The two masters will not reconcile. Finance and compliance walk separate corridors at headquarters and collide head-on only on my desk at the affiliate. For a long time I thought reconciling them was my job. That was hubris. The work is to hold an irreconcilable contradiction as a contradiction, and still decide this week's one deal. That is all I can do.

Next week the Monday call rings again, because numbers have a due date. The Friday committee convenes again, because norms have no deadline. Hearing the sound of acceleration and braking at once, I set my foot on both pedals once more. There is no clean resolution. There is only the trace left on the record that I silenced neither voice.

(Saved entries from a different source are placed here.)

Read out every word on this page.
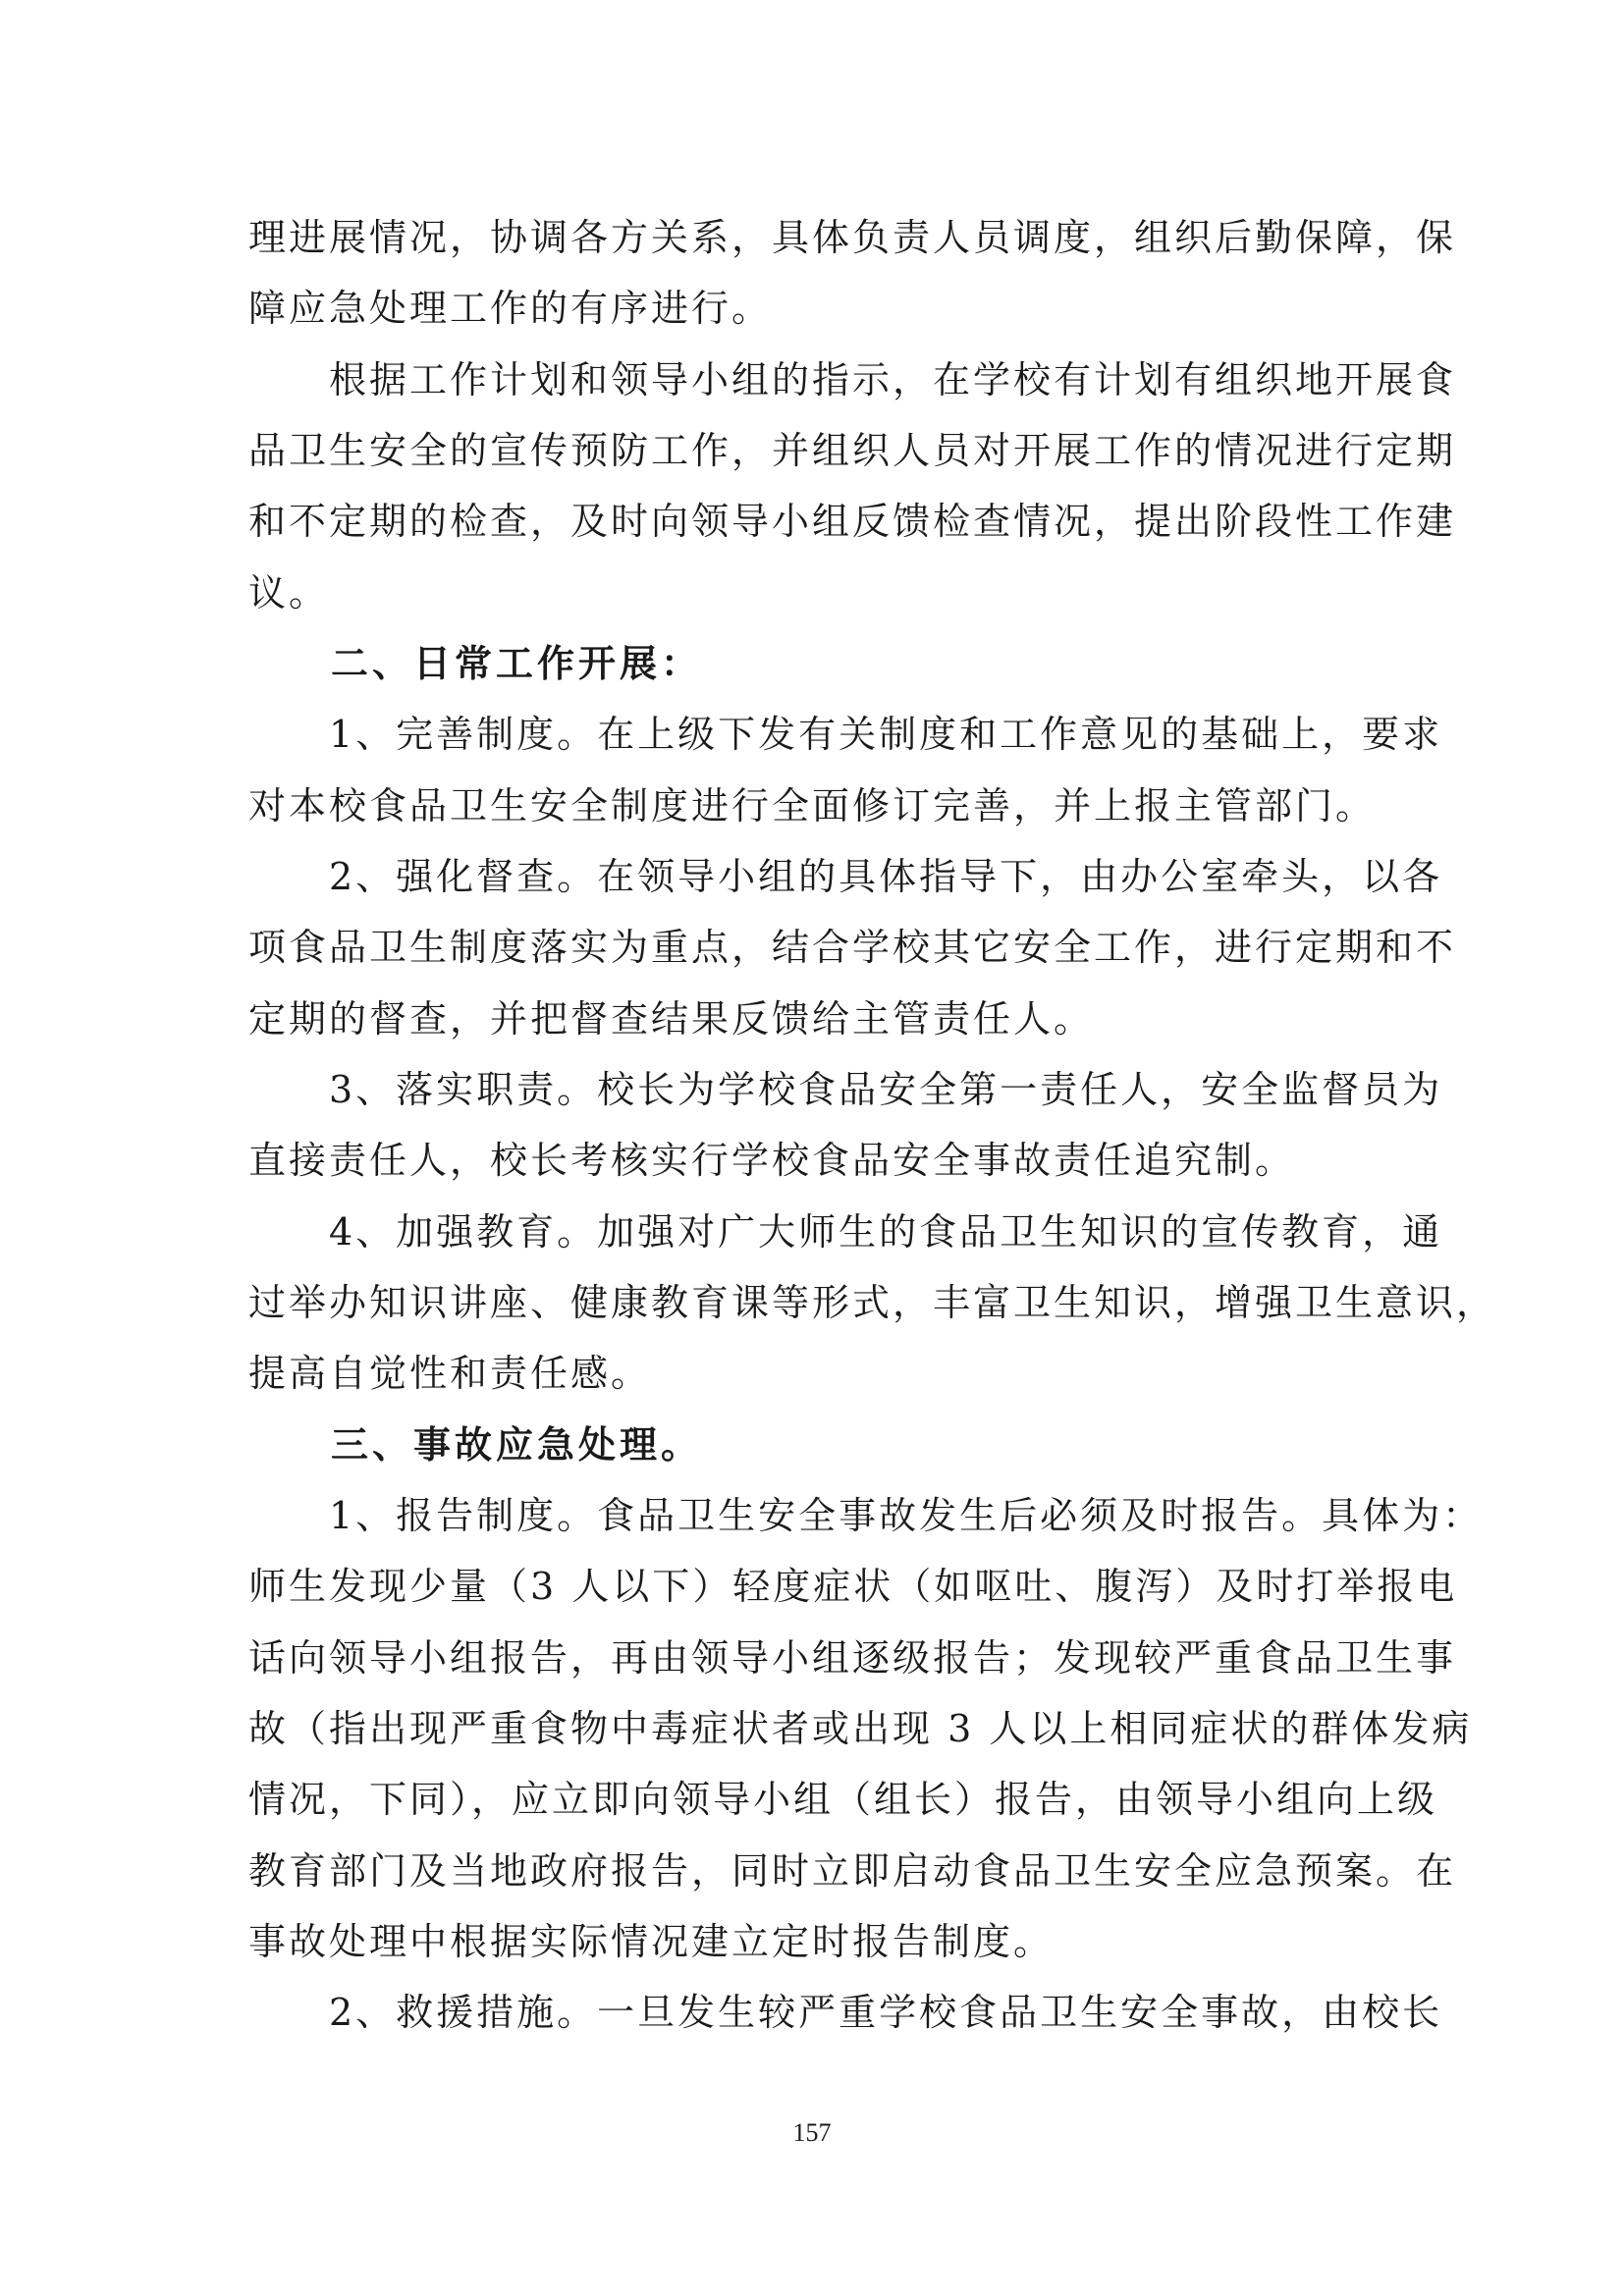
理进展情况，协调各方关系，具体负责人员调度，组织后勤保障，保
障应急处理工作的有序进行。
　　根据工作计划和领导小组的指示，在学校有计划有组织地开展食
品卫生安全的宣传预防工作，并组织人员对开展工作的情况进行定期
和不定期的检查，及时向领导小组反馈检查情况，提出阶段性工作建
议。
　　二、日常工作开展：
　　1、完善制度。在上级下发有关制度和工作意见的基础上，要求
对本校食品卫生安全制度进行全面修订完善，并上报主管部门。
　　2、强化督查。在领导小组的具体指导下，由办公室牵头，以各
项食品卫生制度落实为重点，结合学校其它安全工作，进行定期和不
定期的督查，并把督查结果反馈给主管责任人。
　　3、落实职责。校长为学校食品安全第一责任人，安全监督员为
直接责任人，校长考核实行学校食品安全事故责任追究制。
　　4、加强教育。加强对广大师生的食品卫生知识的宣传教育，通
过举办知识讲座、健康教育课等形式，丰富卫生知识，增强卫生意识，
提高自觉性和责任感。
　　三、事故应急处理。
　　1、报告制度。食品卫生安全事故发生后必须及时报告。具体为：
师生发现少量（3 人以下）轻度症状（如呕吐、腹泻）及时打举报电
话向领导小组报告，再由领导小组逐级报告；发现较严重食品卫生事
故（指出现严重食物中毒症状者或出现 3 人以上相同症状的群体发病
情况，下同），应立即向领导小组（组长）报告，由领导小组向上级
教育部门及当地政府报告，同时立即启动食品卫生安全应急预案。在
事故处理中根据实际情况建立定时报告制度。
　　2、救援措施。一旦发生较严重学校食品卫生安全事故，由校长
157
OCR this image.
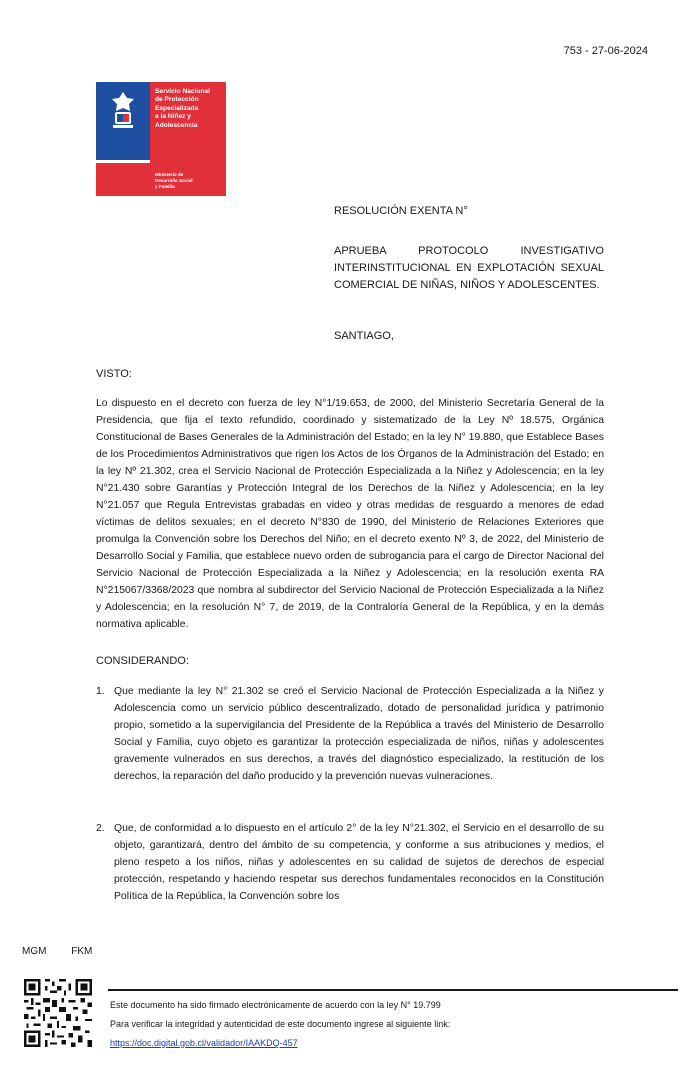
753 - 27-06-2024
Servicio Nacional
de Protección
Especializada
a la Niñez y
Adolescencia
Ministerio de
Desarrollo Social
y Familia
RESOLUCIÓN EXENTA N°
APRUEBA PROTOCOLO INVESTIGATIVO INTERINSTITUCIONAL EN EXPLOTACIÓN SEXUAL COMERCIAL DE NIÑAS, NIÑOS Y ADOLESCENTES.
SANTIAGO,
VISTO:
Lo dispuesto en el decreto con fuerza de ley N°1/19.653, de 2000, del Ministerio Secretaría General de la Presidencia, que fija el texto refundido, coordinado y sistematizado de la Ley Nº 18.575, Orgánica Constitucional de Bases Generales de la Administración del Estado; en la ley N° 19.880, que Establece Bases de los Procedimientos Administrativos que rigen los Actos de los Órganos de la Administración del Estado; en la ley Nº 21.302, crea el Servicio Nacional de Protección Especializada a la Niñez y Adolescencia; en la ley N°21.430 sobre Garantías y Protección Integral de los Derechos de la Niñez y Adolescencia; en la ley N°21.057 que Regula Entrevistas grabadas en video y otras medidas de resguardo a menores de edad víctimas de delitos sexuales; en el decreto N°830 de 1990, del Ministerio de Relaciones Exteriores que promulga la Convención sobre los Derechos del Niño; en el decreto exento Nº 3, de 2022, del Ministerio de Desarrollo Social y Familia, que establece nuevo orden de subrogancia para el cargo de Director Nacional del Servicio Nacional de Protección Especializada a la Niñez y Adolescencia; en la resolución exenta RA N°215067/3368/2023 que nombra al subdirector del Servicio Nacional de Protección Especializada a la Niñez y Adolescencia; en la resolución N° 7, de 2019, de la Contraloría General de la República, y en la demás normativa aplicable.
CONSIDERANDO:
1. Que mediante la ley N° 21.302 se creó el Servicio Nacional de Protección Especializada a la Niñez y Adolescencia como un servicio público descentralizado, dotado de personalidad jurídica y patrimonio propio, sometido a la supervigilancia del Presidente de la República a través del Ministerio de Desarrollo Social y Familia, cuyo objeto es garantizar la protección especializada de niños, niñas y adolescentes gravemente vulnerados en sus derechos, a través del diagnóstico especializado, la restitución de los derechos, la reparación del daño producido y la prevención nuevas vulneraciones.
2. Que, de conformidad a lo dispuesto en el artículo 2° de la ley N°21.302, el Servicio en el desarrollo de su objeto, garantizará, dentro del ámbito de su competencia, y conforme a sus atribuciones y medios, el pleno respeto a los niños, niñas y adolescentes en su calidad de sujetos de derechos de especial protección, respetando y haciendo respetar sus derechos fundamentales reconocidos en la Constitución Política de la República, la Convención sobre los
MGM FKM
Este documento ha sido firmado electrónicamente de acuerdo con la ley N° 19.799
Para verificar la integridad y autenticidad de este documento ingrese al siguiente link:
https://doc.digital.gob.cl/validador/IAAKDQ-457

Key Points ── Three to take with you
  1. The two dunnings are built differently ── Numbers have a deadline and shout "now." Norms have none and arrive late, saying "you will surely be asked." The nearer one seems to win, but that is an illusion of the time axis.
  2. The contradiction never collides at HQ, only on the affiliate ── Finance and compliance issue orders from separate correctness. That the two overlap on one human being is something the org chart never planned. The squeeze is the structural fate of the affiliate head.
  3. The squeeze is held, not solved ── Pick one and another master stands at your back. All you can do is keep both voices on the desk, decide, and record why. The record is the only proof you did not take the easy road.
Sources & references
  1. Prahalad, C.K., & Doz, Y. The Multinational Mission: Balancing Local Demands and Global Vision. Free Press, 1987. (Theorizes the integration–responsiveness tension central to this piece.)
  2. Kostova, T., & Roth, K. "Adoption of an Organizational Practice by Subsidiaries of Multinational Corporations: Institutional and Relational Effects." Academy of Management Journal, 2002. (The classic on institutional duality.)
  3. Simons, R. Levers of Control: How Managers Use Innovative Control Systems to Drive Strategic Renewal. Harvard Business School Press, 1995. (Diagnostic controls and boundary systems — the design of brake and accelerator.)
  4. Paine, L.S. Value Shift: Why Companies Must Merge Social and Financial Imperatives. McGraw-Hill, 2003. (Confronts the merger of performance and ethical imperatives head-on.)
  5. Bartlett, C.A., & Ghoshal, S. Managing Across Borders: The Transnational Solution. Harvard Business School Press, 1989. (HQ–subsidiary relations and the dual pressures on the affiliate.)
  6. Jensen, M.C., & Meckling, W.H. "Theory of the Firm: Managerial Behavior, Agency Costs and Ownership Structure." Journal of Financial Economics, 1976. (Principal–agent problem; the theoretical base for HQ governance over the affiliate head.)